Im Vorraum wurde eine Briefabholanlage mit 200 Fächern untergebracht, ein kleinerer Raum dient für Besprechungen zwischen dem Zweigstellenleiter und seinen Kunden. Selbstverständlich besitzt die Filiale auch einen Nachttresor. Der Bevölkerungszuwachs im Gebiet um die Rothenburger Straße habe den Neubau notwendig gemacht, erklärte Direktor Max Weberpals, der darauf hinwies, daß die Stadtsparkasse damit einem gesetzlichen Auftrag gerecht werde: "Wir sind verpflichtet, geeignete Einrichtungen zur Verfügung zu stellen, damit Ersparnisse gewinnbringend angelegt werden können."

Sprach Weberpals von der Bedeutung kleiner und kleinster Sparbeträge, so waren vorher von Joseph Haas nur gewaltige Summen genannt worden: 50,3 Millionen DM hat die Parkwohnanlage gekostet, weitere 2,6 Millionen DM sind für den Bau des Ladenzentrums ausgegeben worden. Entstanden ist dafür eine Wohnanlage mit besonderem Pfiff, die mit ihren neungeschossigen Punkthäusern die moderne Baugesinnung Nürnbergs ausdrückt und zugleich einen städtebaulichen Zusammenhang zwischen dem Hochhaus am Plärrer und der Alten Veste herstellt.

Bildunterschriften: So präsentiert sich die Parkwohnanlage West vom Dach eines Punkthauses. Dabei wird der legere und harmonisch Schwung deutlich, den der Architekt, Professor Dr.-Ing. Hans-Bernhard Reichow, dem neuen Viertel mitgegeben hat.

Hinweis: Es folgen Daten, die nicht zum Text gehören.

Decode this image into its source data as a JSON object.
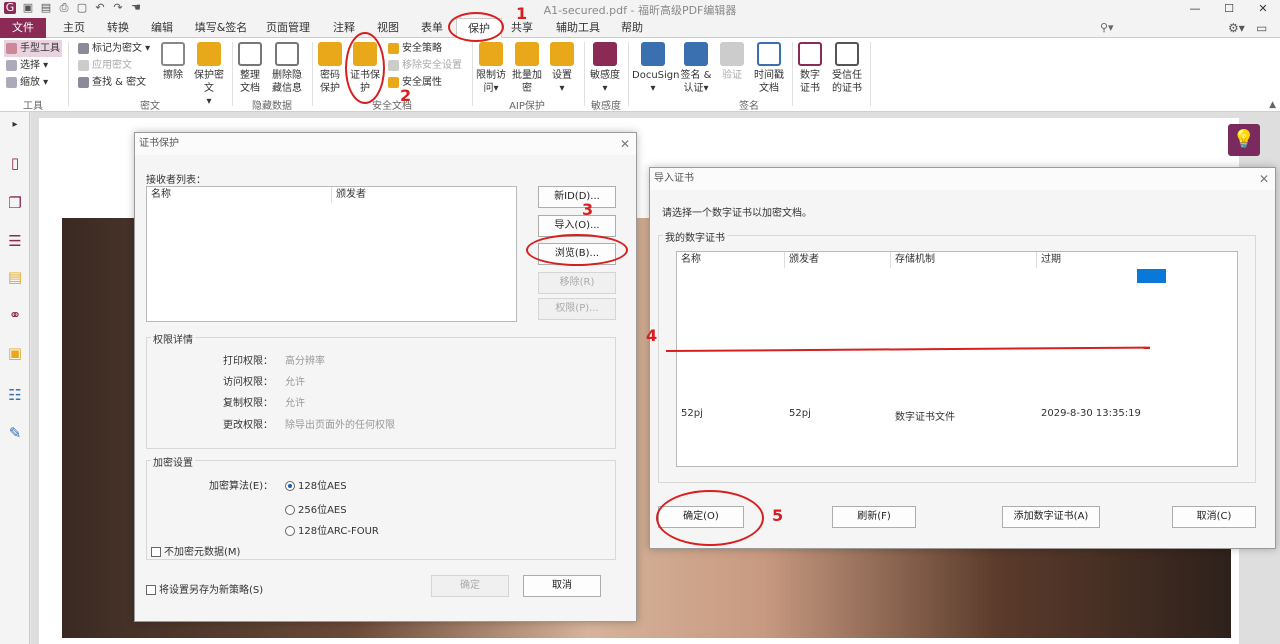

Ein Blickfang an der Rothenburger Straße: die neue Zweigstelle der Stadtsparkasse – ein Gebäude mit Pfiff – springt als „Kopf“ des Zentrums bis zur stark befahrenen Verkehrsader vor.

Das moderne Ladenzentrum liegt günstig zwischen der Straßenbahn-Haltestelle und den Wohnhäusern. Die niedrigen Bauten bilden einen Innenhof, der von Laubengängen umgeben wird.